The Kingston Frontenac Lennox and Addington (KFL&A) Board of Health held its May meeting on Wednesday, May 25, 2022, where it heard from an expert in infectious diseases about mask effectiveness, and discussed the new monkeypox upsurge.
First, the board received a presentation by Dr. Dick Zoutman, former Chief of Infectious Diseases at the Kingston Health Sciences Centre (KHSC). Zoutman respectfully asked that the BOH consider “new information that I feel would impact your decision-making concerning the need for a Section 22 order for the KFL&A region on the wearing of masks for the prevention of COVID-19 caused by the SARS-CoV-2 virus.”
In support of his recommendation to the BOH that Dr. Piotr Oglaza, Medical Officer of Health, make a Section 22 order requiring masks in all public indoor spaces, Dr. Zoutman cited new research, which he said “has shown that the combination of vaccination AND wearing N95/KN95 equivalent masks would keep the reproductive number of COVID-19 down below one, and thus prevent [future] recurrent waves.”
Dr. Zoutman pointed out, “The vaccines are a tremendous accomplishment, but they do not yet prevent sufficiently against transmission such that they can be relied upon solely to stop the spread of COVID-19 or new waves of new variants… If we keep the reproductive number of COVID-19 below one, over the longer term, we will not see the repeated waves of COVID-19 with high-level transmission. Such a strategy would be effective at a regional level.”
“Fifty-nine members of our community have died due to COVID-19,” Zoutman went on. “The vast majority (almost 90 per cent) have been in the most recent six months since the Omicron variant descended upon us… KFL&A currently has one of the highest rates of new cases per million population, estimated at 250 per million, which is acknowledged to be a serious underestimate, given the lack of testing. The true figure may be five times [that, or] higher.”
The primary focus of Dr. Zoutman’s academic research has been the use of Quality Improvement Science in advancing health care quality regarding infectious diseases. During the 2003 outbreak of SARS, he chaired the Ontario SARS Scientific Advisory Committee responsible for advising the Ontario government on the management of the epidemic. In his presentation to the BOH, he cited a great deal of new scientific research about the efficacy of masks in preventing the spread of COVID.
Ultimately, Board Chair Denis Doyle stated, “We welcome presentations, we welcome feedback from the public, and that way we all make better decisions. I’m pleased you’re here to speak to us, but nothing is ever black and white… Trying to enforce a Section 22 [order] may be problematic for us. To meddle with the actions of the [provincial] government… who provides 70 per cent of our funding, and who has made it very clear that they want one plan for controlling COVID across the province… they really are not in favour of, [as] I think premier Ford calls it, ‘coming up with unique plans.’”

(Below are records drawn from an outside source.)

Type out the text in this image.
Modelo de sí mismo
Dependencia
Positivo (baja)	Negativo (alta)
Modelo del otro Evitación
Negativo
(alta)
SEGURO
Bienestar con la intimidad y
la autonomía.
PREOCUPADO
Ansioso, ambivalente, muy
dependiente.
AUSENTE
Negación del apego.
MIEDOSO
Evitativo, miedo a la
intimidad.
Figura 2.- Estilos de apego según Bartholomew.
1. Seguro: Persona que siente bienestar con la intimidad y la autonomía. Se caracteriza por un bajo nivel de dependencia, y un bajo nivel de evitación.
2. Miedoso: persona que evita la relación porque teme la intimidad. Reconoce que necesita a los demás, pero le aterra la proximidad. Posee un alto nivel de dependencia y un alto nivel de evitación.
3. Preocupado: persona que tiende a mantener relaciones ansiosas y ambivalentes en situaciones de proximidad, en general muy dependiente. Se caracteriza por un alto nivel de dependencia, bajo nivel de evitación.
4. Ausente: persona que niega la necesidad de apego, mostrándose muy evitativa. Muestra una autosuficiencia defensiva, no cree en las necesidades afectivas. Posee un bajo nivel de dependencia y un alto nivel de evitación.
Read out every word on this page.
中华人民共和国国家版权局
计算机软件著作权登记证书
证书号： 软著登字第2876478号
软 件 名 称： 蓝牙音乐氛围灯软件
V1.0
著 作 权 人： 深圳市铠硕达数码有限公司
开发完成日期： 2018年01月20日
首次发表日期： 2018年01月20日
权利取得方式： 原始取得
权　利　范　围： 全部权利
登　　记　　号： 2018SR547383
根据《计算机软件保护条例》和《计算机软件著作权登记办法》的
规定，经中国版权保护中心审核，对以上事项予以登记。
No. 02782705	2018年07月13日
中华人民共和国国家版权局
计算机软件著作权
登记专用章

Board members also argued that a mask mandate in KFL&A would be impossible to enforce. In response, Zoutman pointed out that “there will never be 100 per cent coverage,” but with a clear message like a mandate, 85 percent of people will comply, according to studies published in the American Journal of Infection Control. This would amount to “at least a 75 per cent reduction in caseload,” explained Dr. Zoutman, “and caseload is related to mortality and morbidity and the number of hospital admissions. So, it’s a dramatic effect, and that’s why I think it’s important that we appreciate that the level of impact is very significant.”
The presentation ended and was followed by Dr. Oglaza updating the BOH on the status of COVID-19 in KFL&A.
Board member and Kingston City Councillor, Jeff McLaren, asked Oglaza, “The monkeypox… are masks helpful in preventing that? Is there a particular process and is there a vaccine that goes with it? Do we have to worry about it coming to Canada, is there any possibility of that?”
“I don’t have any indication that it will become endemic here,” Oglaza responded. He explained that monkeypox is generally carried by animals – monkeys and small rodents – and he didn’t know whether it could survive in our local animal population.
“The only main concern is that it might be transmitted from person to person… The Public Health Agency of Canada is monitoring this… I don’t know if there are any specific antivirals for this,” said Oglaza. “[But] yes, the vaccine against smallpox would work on this virus, as well.”
While the KFL&A Board of Health did discuss the current status of COVID-19 in the region, Dr. Oglaza was poised to deliver his bi-weekly COVID-19 media update on Thursday, May 26, 2022. Kingstonist will provide coverage of the COVID-19 updates following that media briefing.